Petugas menyerahkan bantuan sosial (bansos) dari Pemerintah Provinsi Banten kepada warga di Pinang, Tangerang, Jumat (1/5/2020). Bansos berupa uang tunai sebesar Rp 600 ribu tersebut diberikan kepada warga yang terdampak virus corona COVID-19. (Liputan6.com/Angga Yuniar)
Petugas menyerahkan bantuan sosial (bansos) dari Pemerintah Provinsi Banten kepada warga di Pinang, Tangerang, Jumat (1/5/2020). Bansos berupa uang tunai sebesar Rp 600 ribu tersebut diberikan kepada warga yang terdampak virus corona COVID-19. (Liputan6.com/Angga Yuniar)

Sebelumnya, ekonom sekaligus Direktur Eksekutif INDEF Tauhid Ahmad, menyayangkan anggaran bantuan sosial (bansos) di tahun 2021 dipangkas menjadi Rp 12 triliun, dari sebelumnya Rp 39 triliun di 2020. Karena pemangkasan tersebut membuat pemulihan ekonomi nasional semakin berat.

“Saya kira ini sudah di-planning-kan dari tahun 2020 kalau bansos diperpanjang. Cumankan anggarannya turun hampir separuh lebih, berkurang drastis. Dengan bansos yang semakin berkurang justru tidak terbukti bisa tangani dampak covid-19,” kata Tauhid Ahmad saat dihubungi oleh Liputan6.com, Selasa (2/2/2021).

Sebagai informasi, anggaran perlindungan sosial pada 2020 sebesar Rp 128,9 triliun kini menjadi Rp 110 triliun untuk anggaran tahun 2021. Sementara, bansos tunai dari Rp 39 triliun pada 2020 turun menjadi Rp 12 triliun di tahun 2021, atau berkurang sebesar Rp 27 triliun.

Menurutnya proses pemulihan di sektor ekonomi tidak akan berjalan baik, lantaran angka kasus covid-19 masih tinggi. Artinya anggaran bansos yang berkurang bisa membuat konsumsi masyarakat berkembang.

“Pada periode lalu bansos dinilai cukup banyak, namun tidak mendorong konsumsi. Artinya sudah banyak bansos yang dikeluarkan tapi tidak tepat sasaran, jumlahnya tidak memadai, kemudian adanya korupsi dan sebagainya itu mempengaruhi efektivitas bansos juga,” jelasnya.

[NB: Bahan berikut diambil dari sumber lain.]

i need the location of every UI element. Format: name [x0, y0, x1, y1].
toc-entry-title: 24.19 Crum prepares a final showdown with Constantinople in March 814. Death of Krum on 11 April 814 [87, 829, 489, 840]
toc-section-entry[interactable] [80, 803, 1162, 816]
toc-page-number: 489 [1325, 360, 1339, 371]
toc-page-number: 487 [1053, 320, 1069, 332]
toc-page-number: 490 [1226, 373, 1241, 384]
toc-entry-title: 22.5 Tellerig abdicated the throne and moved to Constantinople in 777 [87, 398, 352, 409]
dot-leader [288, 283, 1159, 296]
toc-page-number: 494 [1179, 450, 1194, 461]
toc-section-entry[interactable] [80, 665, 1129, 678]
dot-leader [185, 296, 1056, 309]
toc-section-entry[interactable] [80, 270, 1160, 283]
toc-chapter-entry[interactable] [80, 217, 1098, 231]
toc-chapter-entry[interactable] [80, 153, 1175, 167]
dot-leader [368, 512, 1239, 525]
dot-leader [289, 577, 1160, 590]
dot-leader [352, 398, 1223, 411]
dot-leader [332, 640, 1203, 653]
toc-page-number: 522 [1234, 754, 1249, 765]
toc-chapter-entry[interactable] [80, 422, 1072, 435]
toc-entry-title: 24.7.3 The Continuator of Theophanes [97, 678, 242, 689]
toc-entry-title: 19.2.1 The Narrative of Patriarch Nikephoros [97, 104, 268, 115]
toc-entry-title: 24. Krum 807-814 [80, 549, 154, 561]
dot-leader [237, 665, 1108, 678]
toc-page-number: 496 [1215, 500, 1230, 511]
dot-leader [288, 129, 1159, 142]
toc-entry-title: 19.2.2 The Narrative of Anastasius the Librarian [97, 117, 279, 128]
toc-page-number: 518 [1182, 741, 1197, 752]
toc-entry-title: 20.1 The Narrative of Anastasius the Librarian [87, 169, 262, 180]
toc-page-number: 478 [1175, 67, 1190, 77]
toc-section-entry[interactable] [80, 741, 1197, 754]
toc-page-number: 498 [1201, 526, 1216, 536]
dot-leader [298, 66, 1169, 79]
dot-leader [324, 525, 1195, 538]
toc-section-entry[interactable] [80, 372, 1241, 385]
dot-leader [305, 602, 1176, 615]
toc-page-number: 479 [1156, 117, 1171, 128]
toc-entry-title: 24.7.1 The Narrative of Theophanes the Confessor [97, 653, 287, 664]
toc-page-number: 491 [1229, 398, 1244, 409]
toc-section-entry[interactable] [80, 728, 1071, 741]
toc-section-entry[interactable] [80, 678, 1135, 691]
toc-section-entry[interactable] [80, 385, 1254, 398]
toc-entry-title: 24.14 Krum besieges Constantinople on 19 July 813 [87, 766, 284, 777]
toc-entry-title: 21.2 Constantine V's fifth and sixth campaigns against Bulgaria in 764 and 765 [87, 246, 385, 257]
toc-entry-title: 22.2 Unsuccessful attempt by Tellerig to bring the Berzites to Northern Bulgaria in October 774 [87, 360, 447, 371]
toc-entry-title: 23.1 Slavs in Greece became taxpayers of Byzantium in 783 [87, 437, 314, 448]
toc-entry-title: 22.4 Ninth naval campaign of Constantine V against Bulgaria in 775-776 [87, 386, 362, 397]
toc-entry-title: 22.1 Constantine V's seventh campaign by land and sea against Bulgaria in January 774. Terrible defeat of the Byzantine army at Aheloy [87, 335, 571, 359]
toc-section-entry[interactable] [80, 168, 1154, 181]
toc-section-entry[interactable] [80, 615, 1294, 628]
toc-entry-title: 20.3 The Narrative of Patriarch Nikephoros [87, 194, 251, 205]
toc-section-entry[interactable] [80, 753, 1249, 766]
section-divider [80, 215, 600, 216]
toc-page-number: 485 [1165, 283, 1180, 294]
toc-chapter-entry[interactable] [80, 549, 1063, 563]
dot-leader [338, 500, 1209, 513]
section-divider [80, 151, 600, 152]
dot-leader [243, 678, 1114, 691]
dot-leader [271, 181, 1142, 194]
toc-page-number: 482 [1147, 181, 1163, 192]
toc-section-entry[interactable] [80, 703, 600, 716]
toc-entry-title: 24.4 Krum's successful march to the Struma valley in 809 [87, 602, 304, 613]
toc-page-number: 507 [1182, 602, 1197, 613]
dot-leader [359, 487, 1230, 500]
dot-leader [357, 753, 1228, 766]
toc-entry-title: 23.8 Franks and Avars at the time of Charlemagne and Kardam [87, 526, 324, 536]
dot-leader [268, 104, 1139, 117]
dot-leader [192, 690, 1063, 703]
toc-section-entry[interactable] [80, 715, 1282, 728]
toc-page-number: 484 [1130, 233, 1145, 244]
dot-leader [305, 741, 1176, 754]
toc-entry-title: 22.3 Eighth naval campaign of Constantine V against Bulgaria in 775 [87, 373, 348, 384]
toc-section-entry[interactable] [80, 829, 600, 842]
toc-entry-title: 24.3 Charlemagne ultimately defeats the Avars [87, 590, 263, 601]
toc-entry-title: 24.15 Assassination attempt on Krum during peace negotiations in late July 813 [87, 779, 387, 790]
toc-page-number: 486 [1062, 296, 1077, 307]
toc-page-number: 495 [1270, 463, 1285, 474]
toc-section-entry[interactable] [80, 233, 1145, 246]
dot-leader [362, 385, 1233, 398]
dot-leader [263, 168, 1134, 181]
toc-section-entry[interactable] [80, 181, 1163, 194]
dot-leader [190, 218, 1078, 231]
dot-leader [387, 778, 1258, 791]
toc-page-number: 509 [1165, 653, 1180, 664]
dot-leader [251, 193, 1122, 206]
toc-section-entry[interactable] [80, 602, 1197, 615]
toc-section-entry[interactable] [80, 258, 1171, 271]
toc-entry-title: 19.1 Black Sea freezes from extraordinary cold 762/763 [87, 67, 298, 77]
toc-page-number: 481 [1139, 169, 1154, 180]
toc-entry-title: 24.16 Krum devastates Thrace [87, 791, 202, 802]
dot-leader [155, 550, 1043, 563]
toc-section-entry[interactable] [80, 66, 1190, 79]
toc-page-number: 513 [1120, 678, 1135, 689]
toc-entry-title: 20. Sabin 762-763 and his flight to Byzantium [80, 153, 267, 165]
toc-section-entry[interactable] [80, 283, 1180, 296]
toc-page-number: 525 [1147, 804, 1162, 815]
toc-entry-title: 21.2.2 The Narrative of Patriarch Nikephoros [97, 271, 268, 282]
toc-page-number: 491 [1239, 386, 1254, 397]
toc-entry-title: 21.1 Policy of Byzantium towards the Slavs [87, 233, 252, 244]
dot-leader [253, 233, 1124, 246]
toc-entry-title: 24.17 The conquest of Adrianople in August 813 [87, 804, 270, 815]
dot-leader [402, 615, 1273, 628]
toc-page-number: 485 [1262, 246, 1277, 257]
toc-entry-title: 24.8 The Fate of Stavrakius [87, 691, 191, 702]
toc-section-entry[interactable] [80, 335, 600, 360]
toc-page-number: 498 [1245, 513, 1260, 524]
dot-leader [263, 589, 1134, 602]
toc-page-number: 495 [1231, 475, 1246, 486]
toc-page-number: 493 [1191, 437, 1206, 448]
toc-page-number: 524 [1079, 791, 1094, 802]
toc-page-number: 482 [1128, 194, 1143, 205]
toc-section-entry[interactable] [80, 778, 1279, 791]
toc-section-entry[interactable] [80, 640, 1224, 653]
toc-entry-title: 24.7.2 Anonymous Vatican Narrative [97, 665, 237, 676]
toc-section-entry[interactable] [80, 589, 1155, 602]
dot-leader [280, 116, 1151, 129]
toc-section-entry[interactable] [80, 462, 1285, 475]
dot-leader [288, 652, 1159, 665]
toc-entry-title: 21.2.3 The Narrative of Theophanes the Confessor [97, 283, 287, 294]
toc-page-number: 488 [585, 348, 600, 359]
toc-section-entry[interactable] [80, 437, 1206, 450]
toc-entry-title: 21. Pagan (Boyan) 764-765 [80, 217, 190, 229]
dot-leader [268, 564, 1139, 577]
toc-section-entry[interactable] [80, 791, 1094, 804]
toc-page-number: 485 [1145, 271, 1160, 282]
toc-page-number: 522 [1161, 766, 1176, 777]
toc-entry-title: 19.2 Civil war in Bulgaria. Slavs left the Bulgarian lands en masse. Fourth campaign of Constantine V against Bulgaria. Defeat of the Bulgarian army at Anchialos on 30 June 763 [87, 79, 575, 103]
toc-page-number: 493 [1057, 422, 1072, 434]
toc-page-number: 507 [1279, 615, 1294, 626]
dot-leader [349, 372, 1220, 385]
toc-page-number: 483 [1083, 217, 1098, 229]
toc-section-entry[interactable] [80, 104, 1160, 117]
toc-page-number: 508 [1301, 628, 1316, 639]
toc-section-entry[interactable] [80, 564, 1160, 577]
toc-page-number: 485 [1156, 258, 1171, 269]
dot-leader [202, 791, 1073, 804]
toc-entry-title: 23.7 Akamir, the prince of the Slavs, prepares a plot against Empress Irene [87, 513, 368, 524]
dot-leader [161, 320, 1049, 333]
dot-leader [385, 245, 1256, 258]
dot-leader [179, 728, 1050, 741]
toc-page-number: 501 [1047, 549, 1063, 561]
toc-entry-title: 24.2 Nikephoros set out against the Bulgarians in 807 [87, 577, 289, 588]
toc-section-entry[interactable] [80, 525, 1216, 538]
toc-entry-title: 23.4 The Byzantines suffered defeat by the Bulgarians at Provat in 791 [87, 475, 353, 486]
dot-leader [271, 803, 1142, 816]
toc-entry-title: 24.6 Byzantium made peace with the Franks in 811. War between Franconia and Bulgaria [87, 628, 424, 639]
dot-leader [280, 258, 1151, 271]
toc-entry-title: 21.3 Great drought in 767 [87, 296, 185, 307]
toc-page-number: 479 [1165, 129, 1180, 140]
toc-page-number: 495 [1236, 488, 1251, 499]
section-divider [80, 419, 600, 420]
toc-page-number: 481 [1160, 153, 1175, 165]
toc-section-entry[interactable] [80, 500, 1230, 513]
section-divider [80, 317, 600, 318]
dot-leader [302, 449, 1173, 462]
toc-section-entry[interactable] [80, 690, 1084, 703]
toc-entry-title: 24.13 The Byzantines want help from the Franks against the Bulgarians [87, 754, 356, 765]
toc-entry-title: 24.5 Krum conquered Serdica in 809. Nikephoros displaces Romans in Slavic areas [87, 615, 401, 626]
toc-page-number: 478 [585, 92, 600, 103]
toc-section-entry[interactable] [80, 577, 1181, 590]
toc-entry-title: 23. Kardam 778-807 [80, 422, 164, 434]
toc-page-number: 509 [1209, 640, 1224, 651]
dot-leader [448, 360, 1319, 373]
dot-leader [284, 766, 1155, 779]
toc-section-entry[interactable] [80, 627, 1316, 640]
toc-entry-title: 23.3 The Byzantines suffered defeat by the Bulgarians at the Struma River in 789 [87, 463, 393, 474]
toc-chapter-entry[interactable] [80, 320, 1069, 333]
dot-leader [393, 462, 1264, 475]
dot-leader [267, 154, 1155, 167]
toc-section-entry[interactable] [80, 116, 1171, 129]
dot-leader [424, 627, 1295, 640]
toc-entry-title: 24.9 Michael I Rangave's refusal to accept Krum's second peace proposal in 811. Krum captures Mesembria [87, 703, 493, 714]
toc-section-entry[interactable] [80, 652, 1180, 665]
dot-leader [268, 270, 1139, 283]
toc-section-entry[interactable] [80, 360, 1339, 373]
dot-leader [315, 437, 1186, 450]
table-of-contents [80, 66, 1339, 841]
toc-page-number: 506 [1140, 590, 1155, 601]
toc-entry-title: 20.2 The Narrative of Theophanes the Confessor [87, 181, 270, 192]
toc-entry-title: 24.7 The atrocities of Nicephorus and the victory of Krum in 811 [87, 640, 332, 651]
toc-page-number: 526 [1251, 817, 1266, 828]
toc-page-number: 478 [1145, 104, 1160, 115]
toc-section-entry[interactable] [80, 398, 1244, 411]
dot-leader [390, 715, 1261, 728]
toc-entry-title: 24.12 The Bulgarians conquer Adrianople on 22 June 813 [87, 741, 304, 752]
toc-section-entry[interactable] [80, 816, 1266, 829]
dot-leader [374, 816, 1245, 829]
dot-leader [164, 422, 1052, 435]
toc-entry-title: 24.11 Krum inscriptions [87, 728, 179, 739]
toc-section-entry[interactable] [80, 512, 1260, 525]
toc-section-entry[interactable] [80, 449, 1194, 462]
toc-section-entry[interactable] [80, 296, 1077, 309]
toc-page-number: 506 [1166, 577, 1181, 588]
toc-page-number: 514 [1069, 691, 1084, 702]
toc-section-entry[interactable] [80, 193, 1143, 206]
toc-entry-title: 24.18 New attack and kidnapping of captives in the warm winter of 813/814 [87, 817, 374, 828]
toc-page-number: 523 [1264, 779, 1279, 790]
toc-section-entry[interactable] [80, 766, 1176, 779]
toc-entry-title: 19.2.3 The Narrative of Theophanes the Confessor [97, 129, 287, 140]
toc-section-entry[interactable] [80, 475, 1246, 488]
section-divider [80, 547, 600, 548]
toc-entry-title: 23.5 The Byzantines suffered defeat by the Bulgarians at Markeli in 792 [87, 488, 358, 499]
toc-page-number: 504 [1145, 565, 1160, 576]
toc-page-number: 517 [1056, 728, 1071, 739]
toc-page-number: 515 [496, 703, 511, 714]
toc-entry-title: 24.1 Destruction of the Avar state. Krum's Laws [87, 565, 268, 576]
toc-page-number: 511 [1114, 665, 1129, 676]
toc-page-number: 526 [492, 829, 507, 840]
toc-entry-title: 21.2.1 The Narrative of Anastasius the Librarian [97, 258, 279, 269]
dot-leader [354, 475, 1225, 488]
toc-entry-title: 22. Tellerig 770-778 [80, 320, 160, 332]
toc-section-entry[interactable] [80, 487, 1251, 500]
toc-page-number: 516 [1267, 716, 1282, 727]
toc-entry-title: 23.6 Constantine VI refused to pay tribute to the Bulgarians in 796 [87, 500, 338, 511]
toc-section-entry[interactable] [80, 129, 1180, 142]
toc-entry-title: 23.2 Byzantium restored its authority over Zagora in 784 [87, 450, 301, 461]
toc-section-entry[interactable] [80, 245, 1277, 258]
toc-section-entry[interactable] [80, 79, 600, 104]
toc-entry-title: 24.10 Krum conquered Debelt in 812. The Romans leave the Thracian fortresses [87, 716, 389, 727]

Tauhid menilai hal ini membuktikan bahwa pemberian bansos tidak tepat sasaran. Ketidaktepatan itu membuat penerima bansos tidak digunakan untuk membeli kebutuhan (konsumsi) melainkan ditabung di bank atau dana pihak ketiga.

“Di situasi ini mereka tahu dan berjaga-jaga, dengan menyimpan uangnya di dana pihak ketiga, biasanya short term di tabungan ada juga yang deposito. Artinya mereka suatu saat akan menggunakan kembali. Coba lihat di data BI, semakin tinggi tingkat pendapatan maka semakin tinggi perubahan dana simpanannya,” jelasnya.

Demikian Tauhid mengkritik anggaran bansos yang diberikan nilainya kecil, hanya Rp 600 ribu. seharusnya jika Pemerintah ingin menggenjot ekonomi pulih di tahun ini, maka anggaran bansos tidak dipangkas dan jumlah bantuannya ditingkatkan.

“kita harus mengubah sasaran yaitu benar-benar yang paling membutuhkan misalnya 20 persen warga Indonesia yang benar-benar butuh, jumlahnya (bansos) harus memadai jangan kecil, misalnya Rp 2,5 juta. Sehingga mereka nanti larinya ke konsumsi tidak ke simpanan,” pungkasnya.